Por - Categoria -- > Formação

livres-do-pecado

O povo de Israel buscava a felicidade, buscava a libertação e sempre lutava contra os males. Muitas vezes perdiam-se nos desertos, gritavam e ninguém escutava, corriam e não chegavam, pediam e não recebiam. Deus pedia aos homens, que ofertassem a vida, e não mais touros, carneiros, animais para o holocausto, mas sim, os lábios e os corações. Quem busca o caminho a Deus, encontra a sua misericórdia e sua justiça, mas Ele pede: “Permanecei em mim” (Jo 15-4), e infelizmente muitos, encontram, mas não permanecem N´ele e se afastam do verdadeiro caminho, percorrendo caminhos tortuosos e com pedras. Entretanto, como diz o salmista, “Deus é bom e é bom para sempre” (Sl 107); e na miséria humana, Deus envia a Misericórdia Encarnada, não mais longe, mas do lado, não em pedestais, mas em nossos olhares e corações. O mais belo é saber que a Misericórdia esta no caminho, Ela anda junto conosco, procura tocar, procura olhar, procura curar.
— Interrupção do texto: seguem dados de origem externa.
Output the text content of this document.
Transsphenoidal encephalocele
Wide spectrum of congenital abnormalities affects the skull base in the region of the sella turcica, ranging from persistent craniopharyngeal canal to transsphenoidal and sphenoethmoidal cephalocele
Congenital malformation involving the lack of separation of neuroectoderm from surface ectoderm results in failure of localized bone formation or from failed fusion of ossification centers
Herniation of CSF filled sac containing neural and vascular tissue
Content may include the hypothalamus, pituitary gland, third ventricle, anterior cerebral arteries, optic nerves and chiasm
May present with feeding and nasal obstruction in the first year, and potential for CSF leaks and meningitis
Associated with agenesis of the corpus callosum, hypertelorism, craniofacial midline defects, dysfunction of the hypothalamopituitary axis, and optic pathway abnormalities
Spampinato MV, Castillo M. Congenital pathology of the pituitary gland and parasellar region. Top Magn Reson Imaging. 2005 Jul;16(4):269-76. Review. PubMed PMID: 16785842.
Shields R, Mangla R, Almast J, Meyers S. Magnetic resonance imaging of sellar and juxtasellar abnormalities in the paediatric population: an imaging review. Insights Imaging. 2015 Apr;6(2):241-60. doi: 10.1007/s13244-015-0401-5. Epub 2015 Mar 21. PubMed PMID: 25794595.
Está Misericórdia que encontra seus filhos nas praças, nas cisternas, em poços, em vilarejos, metrópoles, nas ruas, e vai ao encontro e ama. Está sagrada face encontra a nossa, muitas vezes cansada, abatida, triste, com medo, mas esta face da Misericórdia procura nos salvar, caminhar e festejar com Ele. Mas podemos nos perguntar: onde Cristo se encontrava em boa parte de sua vida pública?  No caminho, em constante caminhar. Para onde? Aos miseráveis, onde eu e você estamos; no mundo, perdendo a face da Misericórdia e buscando as mãos da ignorância, o olhar da cobiça, a razão do orgulho, os pés da soberba. Cristo quer no levar a caminhar com suas mãos chagadas de amor, no olhar que cura e chama, na razão que ilumina, nos pés que caminham juntos. Não é mais um caminho à misericórdia, mas a própria Misericórdia está no caminho e se faz caminho. “Volta Israel, a Iahweh teu Deus, pois tropeçastes em tuas faltas […] Perdoa toda nossa culpa e aceita o que é bom” (Os 14:2). E o que dirá a Misericórdia? “Eu vos digo, que do mesmo modo haverá mais alegria no céu por um só pecador que se arrependa, do que por noventa e nove justos que não precisam de arrependimento” (Lc 15:7).